Había un peine de los años treinta, una moneda antigua, un zapato infantil y la llave de una habitación de hotel demolido mucho tiempo atrás. Ninguno tenía relación conocida con Matilde.

Rogelio se jubiló poco después. El comandante murió años más tarde sin volver a mencionar el caso.

Yo continué trabajando, aunque dejé de burlarme cuando alguien reportaba algo imposible. Aprendí que las personas asustadas no siempre necesitan que uno crea en cada palabra, pero sí merecen que alguien escuche antes de que sea demasiado tarde.

Una tarde visité la tumba de Rosalía. Habían pasado tres años desde que recuperamos el automóvil.

Sobre la lápida encontré flores frescas y una pequeña fotografía que no estaba allí durante el entierro. Mostraba a Rosalía sonriendo frente a la mercería de sus padres.

A su lado aparecía una niña que reconocí como Matilde.

En el reverso había una frase escrita con tinta descolorida:

“Gracias por abrir la puerta correcta.”

Guardé la fotografía dentro de una funda y la entregué al archivo municipal. Esa misma noche soñé con un pasillo lleno de roperos.

Todas las puertas permanecían cerradas, excepto una. Dentro no había oscuridad, sino la plaza de San Bartolo iluminada como en una tarde de 1962.

Rosalía caminaba hacia la mercería tomada de la mano de una anciana. Antes de cruzar la calle, ambas se volvieron para mirarme.

La anciana era Matilde.

Desperté cuando escuché tres golpes dentro de mi clóset.

Permanecí sentado en la cama hasta el amanecer, pero no abrí la puerta.
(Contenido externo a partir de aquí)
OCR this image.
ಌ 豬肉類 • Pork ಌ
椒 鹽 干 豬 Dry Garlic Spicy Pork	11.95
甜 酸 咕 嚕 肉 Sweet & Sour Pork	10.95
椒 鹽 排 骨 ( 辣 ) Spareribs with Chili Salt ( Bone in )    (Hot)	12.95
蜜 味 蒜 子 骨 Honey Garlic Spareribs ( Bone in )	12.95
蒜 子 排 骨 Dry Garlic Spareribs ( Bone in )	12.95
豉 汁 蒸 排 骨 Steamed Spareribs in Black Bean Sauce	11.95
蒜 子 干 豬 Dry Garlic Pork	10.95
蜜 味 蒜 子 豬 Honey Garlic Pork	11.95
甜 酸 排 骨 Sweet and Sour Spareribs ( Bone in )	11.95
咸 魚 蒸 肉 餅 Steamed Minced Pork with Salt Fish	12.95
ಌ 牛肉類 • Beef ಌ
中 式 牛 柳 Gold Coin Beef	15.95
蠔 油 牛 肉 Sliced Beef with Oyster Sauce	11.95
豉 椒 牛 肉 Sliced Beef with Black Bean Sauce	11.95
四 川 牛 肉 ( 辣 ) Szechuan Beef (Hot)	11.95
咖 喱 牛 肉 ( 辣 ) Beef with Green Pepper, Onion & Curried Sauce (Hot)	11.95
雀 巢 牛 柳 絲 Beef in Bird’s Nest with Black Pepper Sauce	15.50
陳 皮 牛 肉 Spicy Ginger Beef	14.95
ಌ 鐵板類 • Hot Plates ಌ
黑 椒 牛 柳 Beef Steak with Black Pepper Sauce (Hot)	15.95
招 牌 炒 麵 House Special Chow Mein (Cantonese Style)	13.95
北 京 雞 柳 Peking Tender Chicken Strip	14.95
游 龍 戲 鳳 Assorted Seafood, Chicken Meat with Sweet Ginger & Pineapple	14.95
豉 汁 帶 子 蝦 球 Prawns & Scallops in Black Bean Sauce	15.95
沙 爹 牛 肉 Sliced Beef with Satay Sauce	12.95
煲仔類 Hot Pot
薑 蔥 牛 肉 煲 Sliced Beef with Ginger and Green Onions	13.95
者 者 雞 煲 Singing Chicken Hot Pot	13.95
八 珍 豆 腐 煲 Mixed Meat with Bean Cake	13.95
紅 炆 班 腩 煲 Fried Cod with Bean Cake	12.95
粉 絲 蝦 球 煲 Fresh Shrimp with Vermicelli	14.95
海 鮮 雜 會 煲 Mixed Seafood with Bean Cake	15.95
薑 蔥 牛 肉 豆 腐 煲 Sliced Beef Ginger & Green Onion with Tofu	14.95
Cuando finalmente salió el sol, los golpes habían terminado y sobre el piso encontré una pequeña mancha de agua.

Desde entonces duermo con el clóset vacío y la puerta abierta.

No porque haya dejado de tener miedo, sino porque comprendí algo que Matilde supo demasiado tarde: algunas cosas se fortalecen cuando uno intenta encerrarlas, mientras otras solamente esperan que alguien les permita regresar a casa.

Fin. Esta historia es completamente ficticia y fue creada únicamente con fines de entretenimiento. Todos los personajes, nombres, lugares, acontecimientos y situaciones descritos en esta historia son imaginarios. Cualquier parecido con personas, organizaciones, lugares o acontecimientos reales es pura coincidencia.